The simulation is done in a different way than the TR simulations. It was observed that the output given by COMSOL by the use of commands
like mphinterp() or taking an export resulted in certain discrepancies between the results computed in COMSOL and that read by MATLAB.

Thus, the volume integration of the temperature gradient is performed in COMSOL itself and the results of the integration for each time
are sent to files. Matlab read these values and time averages them to get the result as in the paper (Sec. 2 of Liu and Thorne).

The errors expected are
> Fourier analysis is not done at all. This would have involved exporting data which, as mentioned before is giving errors

> The numerical errors by COMSOL are therefore not filtered off.

> The plot differs from the analytic solution for larger frequencies over 3000 Hz.

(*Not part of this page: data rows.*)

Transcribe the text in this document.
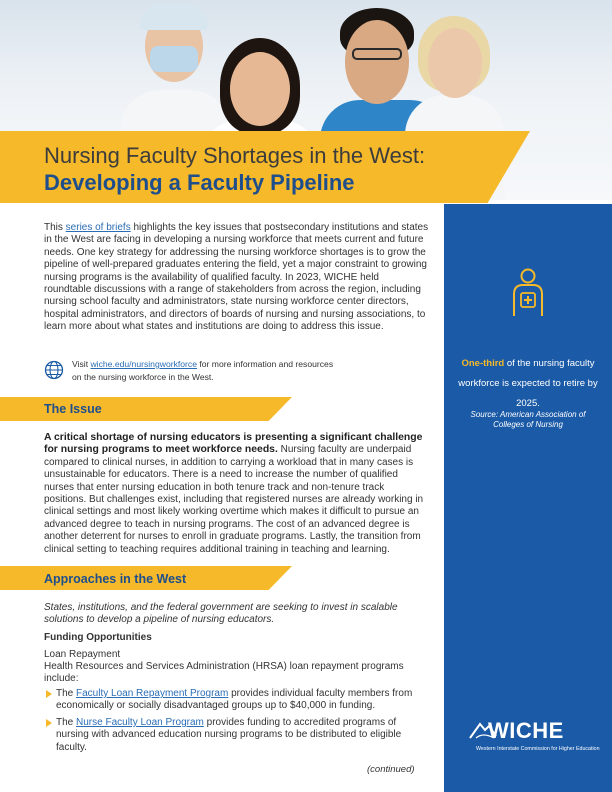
Nursing Faculty Shortages in the West:
Developing a Faculty Pipeline

This series of briefs highlights the key issues that postsecondary institutions and states in the West are facing in developing a nursing workforce that meets current and future needs. One key strategy for addressing the nursing workforce shortages is to grow the pipeline of well-prepared graduates entering the field, yet a major constraint to growing nursing programs is the availability of qualified faculty. In 2023, WICHE held roundtable discussions with a range of stakeholders from across the region, including nursing school faculty and administrators, state nursing workforce center directors, hospital administrators, and directors of boards of nursing and nursing associations, to learn more about what states and institutions are doing to address this issue.

Visit wiche.edu/nursingworkforce for more information and resources
on the nursing workforce in the West.
The Issue

A critical shortage of nursing educators is presenting a significant challenge for nursing programs to meet workforce needs. Nursing faculty are underpaid compared to clinical nurses, in addition to carrying a workload that in many cases is unsustainable for educators. There is a need to increase the number of qualified nurses that enter nursing education in both tenure track and non-tenure track positions. But challenges exist, including that registered nurses are already working in clinical settings and most likely working overtime which makes it difficult to pursue an advanced degree to teach in nursing programs. The cost of an advanced degree is another deterrent for nurses to enroll in graduate programs. Lastly, the transition from clinical setting to teaching requires additional training in teaching and learning.

Approaches in the West

States, institutions, and the federal government are seeking to invest in scalable solutions to develop a pipeline of nursing educators.

Funding Opportunities
Loan Repayment

Health Resources and Services Administration (HRSA) loan repayment programs include:

The Faculty Loan Repayment Program provides individual faculty members from economically or socially disadvantaged groups up to $40,000 in funding.
The Nurse Faculty Loan Program provides funding to accredited programs of nursing with advanced education nursing programs to be distributed to eligible faculty.
(continued)

One-third of the nursing faculty workforce is expected to retire by 2025.

Source: American Association of Colleges of Nursing

WICHE
Western Interstate Commission for Higher Education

> It is to be noted from the paper by Liu and Thorne that the TE noise for the finite and infinite case are not very different. In
fact the correction factor goes as O(1). Thus, differences between finite and inifinte cases are unlikely to be prominent
in the log scale plots

 

 The codes are put as a zip file. Corrections made to the codes will be uploaded as a reply.

Jul_23.bmp


 Here is another plot with a mesh size slightly finer than the default Extra fine mesh in COMSOL.

One may notice that the value for the final frequency i.e. 10000Hz is different from the previous plot. 
It maybe that the error for the higher frequencies is a result of the FEA. However, it may also be that
the appropriate boundary conditions required for an infinite model break down at high frequencies.

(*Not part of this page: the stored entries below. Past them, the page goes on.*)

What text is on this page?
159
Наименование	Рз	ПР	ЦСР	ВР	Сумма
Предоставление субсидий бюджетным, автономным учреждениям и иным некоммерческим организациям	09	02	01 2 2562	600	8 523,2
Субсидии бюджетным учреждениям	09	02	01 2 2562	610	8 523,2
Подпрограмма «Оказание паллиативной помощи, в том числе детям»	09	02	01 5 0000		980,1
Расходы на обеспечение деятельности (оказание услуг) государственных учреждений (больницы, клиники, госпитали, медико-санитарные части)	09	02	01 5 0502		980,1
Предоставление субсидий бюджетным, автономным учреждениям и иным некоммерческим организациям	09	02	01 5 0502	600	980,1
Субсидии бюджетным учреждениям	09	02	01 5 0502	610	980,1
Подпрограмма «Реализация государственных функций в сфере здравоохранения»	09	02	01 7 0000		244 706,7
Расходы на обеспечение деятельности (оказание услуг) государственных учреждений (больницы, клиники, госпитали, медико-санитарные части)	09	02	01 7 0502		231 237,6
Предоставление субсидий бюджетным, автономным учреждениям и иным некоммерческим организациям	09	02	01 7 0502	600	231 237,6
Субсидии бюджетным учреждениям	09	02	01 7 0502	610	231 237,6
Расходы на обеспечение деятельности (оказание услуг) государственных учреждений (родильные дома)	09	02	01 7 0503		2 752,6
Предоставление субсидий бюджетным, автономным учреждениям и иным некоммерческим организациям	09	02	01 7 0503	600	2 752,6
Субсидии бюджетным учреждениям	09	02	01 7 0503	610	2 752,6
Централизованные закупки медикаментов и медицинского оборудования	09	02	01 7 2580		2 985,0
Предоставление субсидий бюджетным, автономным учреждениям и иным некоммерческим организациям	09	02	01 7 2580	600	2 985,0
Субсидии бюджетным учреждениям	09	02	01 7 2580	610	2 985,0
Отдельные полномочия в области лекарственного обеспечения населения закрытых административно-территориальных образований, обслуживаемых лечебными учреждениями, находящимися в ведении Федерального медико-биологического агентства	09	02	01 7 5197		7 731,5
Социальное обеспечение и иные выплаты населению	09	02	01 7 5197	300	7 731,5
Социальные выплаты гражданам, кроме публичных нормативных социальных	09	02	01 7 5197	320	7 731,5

Attachment 1: Jul_23_bettermesh2.eps
Jul_23_bettermesh2.eps
  69   Wed Jul 24 21:08:24 2013 Deep ChatterjeeOpticsGeneralTR results for different dimensions

In this post I simulate the procedure of calculating the TR noise for finite cavities as proposed by Heinert and check for a
match.

The technique of performing all necessary calculations in COMSOL and exporting the results was applied to the TR codes.
It was seen that the codes gives similar output as the technique of extraction of Fourier coefficients in place of time averaging
as has been done in the codes of Koji Arai. One can see the output as the present code runs to be similar to the previous ones
found in the SVN.

However, the results in the present case were off by a constant factor close to 100. This maybe due to some 'm' - 'cm' or similar difference between
analytic calculations and COMSOL values of parameters. Although, it has not been found yet, the correction is hopeful to be
found soon.

The codes give results similar to the analytic result for other values of the mirror radius and beam radii (apart from the constant
factor I have mentioned above). One may have a look at the trend of the graphs between analytic and simulated values in the plots
attached. These plots are for the case when the mirror radius = 25m while the beam radius = 9 cm i.e. the original radii were 0.25m
and 9cm respectively i.e. the ratio has been changed by a order of 2.

As mentioned before the reason for the constant factor difference will be looked into.

Attachment 1: Jul24.pdf
Jul24.pdf
Attachment 2: Jul24_acalc.pdf
Jul24_acalc.pdf
  70   Thu Jul 25 11:36:17 2013 ranaOpticsGeneralTR results for different dimensions

 

 PDF please instead of EPS or BMP or JFIF or TARGA or GIF or ascii art.